How can NGOs benefit from PaaS?
Cost-effective - Just like the previous two cloud types, PaaS is cloud effective and doesn't require any additional capital costs. It offers the NGOs those resources that it needs for application development and management.
Freedom and Creativity - PaaS is the best kind of cloud computing for NGOs if they have developers and/or programmers. They get sets of services and workflows that use shared tools, processes, and APIs to accelerate the development, enable testing, and deployment of applications.
Time management - PaaS offers improved time management features for developers and architects with its access to numerous automated tools and technological innovations. It helps the developer to speed up the process of creating and deploying the apps in their environment space.

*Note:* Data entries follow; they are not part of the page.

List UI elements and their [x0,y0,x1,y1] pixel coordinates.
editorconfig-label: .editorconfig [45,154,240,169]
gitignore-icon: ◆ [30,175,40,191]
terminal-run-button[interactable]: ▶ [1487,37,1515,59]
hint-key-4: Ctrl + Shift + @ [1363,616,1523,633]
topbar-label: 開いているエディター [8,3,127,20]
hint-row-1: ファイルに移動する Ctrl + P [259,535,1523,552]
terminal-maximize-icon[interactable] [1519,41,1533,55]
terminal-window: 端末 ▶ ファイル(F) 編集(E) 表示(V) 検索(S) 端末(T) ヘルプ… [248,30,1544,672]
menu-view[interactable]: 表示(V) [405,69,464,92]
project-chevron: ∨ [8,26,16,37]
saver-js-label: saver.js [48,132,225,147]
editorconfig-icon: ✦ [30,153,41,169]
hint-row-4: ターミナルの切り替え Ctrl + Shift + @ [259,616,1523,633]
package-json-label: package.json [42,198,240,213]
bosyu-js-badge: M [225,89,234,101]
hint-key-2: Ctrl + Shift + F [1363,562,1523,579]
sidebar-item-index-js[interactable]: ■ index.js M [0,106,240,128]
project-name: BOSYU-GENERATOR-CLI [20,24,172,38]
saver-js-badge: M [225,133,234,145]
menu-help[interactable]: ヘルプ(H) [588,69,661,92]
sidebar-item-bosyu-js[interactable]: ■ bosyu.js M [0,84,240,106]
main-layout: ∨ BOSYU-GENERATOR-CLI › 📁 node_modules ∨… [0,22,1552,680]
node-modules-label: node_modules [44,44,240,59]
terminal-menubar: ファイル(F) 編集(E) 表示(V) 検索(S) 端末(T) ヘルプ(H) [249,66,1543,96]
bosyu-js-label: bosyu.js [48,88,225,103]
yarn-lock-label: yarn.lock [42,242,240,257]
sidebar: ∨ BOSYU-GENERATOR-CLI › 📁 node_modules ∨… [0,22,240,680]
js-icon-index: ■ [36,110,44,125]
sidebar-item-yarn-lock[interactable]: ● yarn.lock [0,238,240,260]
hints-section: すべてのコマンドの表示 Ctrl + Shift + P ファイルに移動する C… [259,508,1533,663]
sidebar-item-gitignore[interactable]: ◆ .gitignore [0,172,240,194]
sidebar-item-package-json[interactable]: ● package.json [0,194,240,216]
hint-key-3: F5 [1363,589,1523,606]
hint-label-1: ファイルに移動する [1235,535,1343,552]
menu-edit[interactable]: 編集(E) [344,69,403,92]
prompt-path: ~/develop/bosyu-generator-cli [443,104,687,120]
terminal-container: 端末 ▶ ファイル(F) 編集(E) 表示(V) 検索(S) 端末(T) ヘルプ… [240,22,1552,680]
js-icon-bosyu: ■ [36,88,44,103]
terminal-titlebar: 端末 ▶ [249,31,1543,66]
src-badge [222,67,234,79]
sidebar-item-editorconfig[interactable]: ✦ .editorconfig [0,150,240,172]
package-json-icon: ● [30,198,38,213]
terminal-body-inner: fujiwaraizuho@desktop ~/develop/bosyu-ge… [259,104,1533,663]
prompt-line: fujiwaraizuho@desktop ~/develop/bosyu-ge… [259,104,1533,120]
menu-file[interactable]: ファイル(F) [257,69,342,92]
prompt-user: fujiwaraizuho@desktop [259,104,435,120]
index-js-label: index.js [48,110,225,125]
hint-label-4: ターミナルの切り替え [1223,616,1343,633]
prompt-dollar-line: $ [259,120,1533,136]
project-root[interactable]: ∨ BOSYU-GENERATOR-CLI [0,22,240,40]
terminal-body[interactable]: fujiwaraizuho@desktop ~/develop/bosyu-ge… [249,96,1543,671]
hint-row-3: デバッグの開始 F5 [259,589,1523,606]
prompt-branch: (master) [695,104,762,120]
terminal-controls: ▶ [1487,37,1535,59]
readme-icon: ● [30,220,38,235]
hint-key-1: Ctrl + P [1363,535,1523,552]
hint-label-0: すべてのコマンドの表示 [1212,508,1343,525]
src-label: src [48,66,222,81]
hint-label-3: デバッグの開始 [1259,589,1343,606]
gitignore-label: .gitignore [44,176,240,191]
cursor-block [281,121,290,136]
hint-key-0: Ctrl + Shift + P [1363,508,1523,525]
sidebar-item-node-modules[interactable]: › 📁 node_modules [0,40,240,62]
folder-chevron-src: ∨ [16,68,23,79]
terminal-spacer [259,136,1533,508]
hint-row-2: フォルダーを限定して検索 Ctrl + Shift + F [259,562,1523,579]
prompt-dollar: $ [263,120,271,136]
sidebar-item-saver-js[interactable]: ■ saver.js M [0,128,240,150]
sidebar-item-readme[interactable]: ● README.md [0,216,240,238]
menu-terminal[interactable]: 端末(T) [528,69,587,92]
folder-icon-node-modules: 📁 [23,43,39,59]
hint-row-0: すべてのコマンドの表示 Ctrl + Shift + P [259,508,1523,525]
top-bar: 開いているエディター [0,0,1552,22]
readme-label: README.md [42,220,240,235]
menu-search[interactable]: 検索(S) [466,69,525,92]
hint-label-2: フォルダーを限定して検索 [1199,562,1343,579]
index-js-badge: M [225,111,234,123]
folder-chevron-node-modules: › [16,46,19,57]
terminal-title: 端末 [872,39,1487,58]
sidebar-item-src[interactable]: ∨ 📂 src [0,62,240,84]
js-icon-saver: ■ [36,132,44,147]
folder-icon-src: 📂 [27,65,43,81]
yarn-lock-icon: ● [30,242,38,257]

Upgradation and scalability - In PaaS, NGOs develop their self-built stack, thereby allowing the developers to integrate and continuously update their components for any new extensions. Also, PaaS has a default scalability mechanism that enables the NGOs to allocate and utilize resources based on the requirements and expected scale.
FaaS ( Function-as-a-service) - Also known as serverless cloud computing, FaaS is the service that allows the deployment of the applications on the cloud. It uses the modular pieces of code to the edge results, hence creating a function. The functions execute in response to the features and functions the user requires at the moment. FaaS develops and implements microservices that enables the use of the function for the required instance. Eg. Amazon Lambda, IBM Cloud functions, Microsoft Azure Functions.
How can NGOs benefit from FaaS?
Improve developer's zone - FaaS helps the developers to concentrate on application logic rather than server issues and migration issues. It increases the speed of development time around.
Cost efficiency - Like the other types of cloud computing, the NGOs and developers need only pay for microservices they use instead of the computational time.
Scalability - With dynamic scaling and excellent recovery options, FaaS utilizes the most coherent attributes of cloud computing. NGOs having developers and testers can avail these benefits to ease their programming sequence.
Microservices and functions - Implementation of microservices and functions enable the use of edge computing. The user will only use the specific function instance, thereby reducing costs and increasing efficiency and speed. It also provides an easy path for developing new cloud services and migrating data faster.
As you can see, cloud computing's vast power and low capital investments make it the ideal choice of replacement for the current scenario of traditional infrastructure that tends to prove itself inefficient and unscalable compared to cloud computing.